Erstens: vollständig private Netze mit ausschließlich dedizierter Infrastruktur. Zweitens: hybride Modelle mit dedizierter und gemeinsam genutzter Infrastruktur. Drittens: virtuelle private Netze, basierend auf öffentlichen Netzen.

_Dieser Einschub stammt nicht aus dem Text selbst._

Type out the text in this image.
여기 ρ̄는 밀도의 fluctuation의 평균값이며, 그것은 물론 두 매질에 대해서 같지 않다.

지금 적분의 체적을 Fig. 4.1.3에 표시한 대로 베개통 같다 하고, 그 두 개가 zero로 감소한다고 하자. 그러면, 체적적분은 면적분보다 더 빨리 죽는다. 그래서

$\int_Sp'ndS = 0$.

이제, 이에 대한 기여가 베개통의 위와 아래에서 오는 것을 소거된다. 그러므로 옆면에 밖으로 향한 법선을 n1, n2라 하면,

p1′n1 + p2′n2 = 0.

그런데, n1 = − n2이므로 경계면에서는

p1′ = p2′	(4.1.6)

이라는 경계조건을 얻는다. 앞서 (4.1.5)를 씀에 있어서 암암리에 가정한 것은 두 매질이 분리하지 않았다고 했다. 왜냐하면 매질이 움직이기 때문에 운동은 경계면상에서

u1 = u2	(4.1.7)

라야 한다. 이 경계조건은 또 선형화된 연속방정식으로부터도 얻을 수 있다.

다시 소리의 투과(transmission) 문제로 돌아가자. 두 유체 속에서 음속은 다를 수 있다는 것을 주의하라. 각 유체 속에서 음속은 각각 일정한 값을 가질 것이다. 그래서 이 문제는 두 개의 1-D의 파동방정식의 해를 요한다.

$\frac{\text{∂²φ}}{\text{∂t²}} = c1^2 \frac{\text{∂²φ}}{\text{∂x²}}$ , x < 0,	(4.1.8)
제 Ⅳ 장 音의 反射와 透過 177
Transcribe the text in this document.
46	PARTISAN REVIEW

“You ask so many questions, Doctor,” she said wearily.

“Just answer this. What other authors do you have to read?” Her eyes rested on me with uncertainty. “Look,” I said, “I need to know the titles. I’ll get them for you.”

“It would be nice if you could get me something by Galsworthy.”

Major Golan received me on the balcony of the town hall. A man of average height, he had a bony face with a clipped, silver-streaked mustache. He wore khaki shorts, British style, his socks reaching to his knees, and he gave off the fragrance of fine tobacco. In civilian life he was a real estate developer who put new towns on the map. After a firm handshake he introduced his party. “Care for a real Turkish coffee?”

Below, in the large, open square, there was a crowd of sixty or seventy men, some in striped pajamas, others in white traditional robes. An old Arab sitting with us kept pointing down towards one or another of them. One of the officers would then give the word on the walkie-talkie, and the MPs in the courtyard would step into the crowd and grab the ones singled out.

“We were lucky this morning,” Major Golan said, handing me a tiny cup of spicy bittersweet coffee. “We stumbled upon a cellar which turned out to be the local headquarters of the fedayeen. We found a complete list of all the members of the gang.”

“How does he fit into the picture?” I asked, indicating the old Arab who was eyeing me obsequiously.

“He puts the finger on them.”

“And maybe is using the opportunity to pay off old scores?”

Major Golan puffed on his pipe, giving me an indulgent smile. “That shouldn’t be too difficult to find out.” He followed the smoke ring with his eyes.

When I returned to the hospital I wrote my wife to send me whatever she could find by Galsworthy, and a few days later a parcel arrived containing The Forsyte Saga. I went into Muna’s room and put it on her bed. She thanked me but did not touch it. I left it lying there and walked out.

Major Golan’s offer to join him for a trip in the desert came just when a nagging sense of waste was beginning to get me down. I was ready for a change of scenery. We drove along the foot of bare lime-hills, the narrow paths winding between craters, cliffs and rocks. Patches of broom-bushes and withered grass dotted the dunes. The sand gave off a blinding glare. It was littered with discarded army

Die Möglichkeit, eigene Campus-Netze aufzubauen, und ein großes Ökosystem an Anbietern eröffnet gerade im industriellen Umfeld die Chance, technologische Lücken in zukünftigen Anwendungsfällen zu schließen.

Alles in den Wind

Auf Basis des Überblicks und der geschichtlichen Einordnung ist die Frage, wann es Breitband sein muss, besser zu beantworten – damit meine ich Breitband im Fokus auf 5G. Im Kern lassen sich die Bedarfe für 5G in Unternehmen auf fünf Faktoren zusammenfassen:

  1. Die Digitalisierung und Transformationsaktivitäten zielen darauf ab, digitale Dienstleistungen und Produkte zu kreieren. Dabei fallen an zahlreichen Orten und auf unzähligen Endgeräten zu verarbeitende Daten an. Um Qualität, Sicherheit und operative Effizienz sicherzustellen, sind entsprechende Netzwerke notwendig.
  2. Die Konvergenz von IT und OT führt zum Bedarf an Netzwerken mit hoher Bandbreite und niedriger Latenz. Ziel ist es, eine maximale Automatisierung zu forcieren.
  3. Bedarf an sicheren Netzwerken.
  4. Kostengünstige Alternative zur Ergänzung und/oder Erweiterung ortsgebundener Netzwerke („Festnetz“).
  5. Ersetzen beziehungsweise Ablösen bestehender Netzwerke.

Tanz mit dem Teufel

Die Entscheidung für oder gegen 5G hängt von zahlreichen Facetten ab. Zunächst sind das erwartungsgemäß die Kosten, denn die Bereitstellung von 5G-Netzwerken kann teurer sein als etablierte Alternativen wie Wi-Fi-Netzwerke. Aber auch fehlende oder unausgereifte Geschäftsmodelle sowie etablierte Investitionszyklen beziehungsweise im Umkehrschluss eine langsame Change-Geschwindigkeit können Hemmnisse und ein Argument gegen die Einführung eines 5G-Campus-Netzwerks sein. Eine weitere Bremse stellen möglicherweise die hohe Komplexität und ein fehlendes Fachwissen im Unternehmen dar.

Keine Zeit

Digitalisierung und Transformation drückt in die Unternehmen und setzt sie unter Druck. Im Mittelpunkt stehen oftmals Daten, die zu möglichst niedrigen Kosten extrahiert und schnell übertragen werden müssen –  so sicher und qualitativ hochwertig wie möglich. Grundlage hierfür sind Netzwerke, die verlässlich und sicher sind sowie eine geringe Latenz aufweisen. Dabei rücken immer häufiger drahtlose Technologien in den Fokus. 5G ist neben LTE aktuell eine bevorzugte Variante.

Aber Obacht:

  1. Es muss nicht immer Breitband sein.

  2. Manchmal muss es Breitband sein.

  3. Diesmal muss es Breitband sein.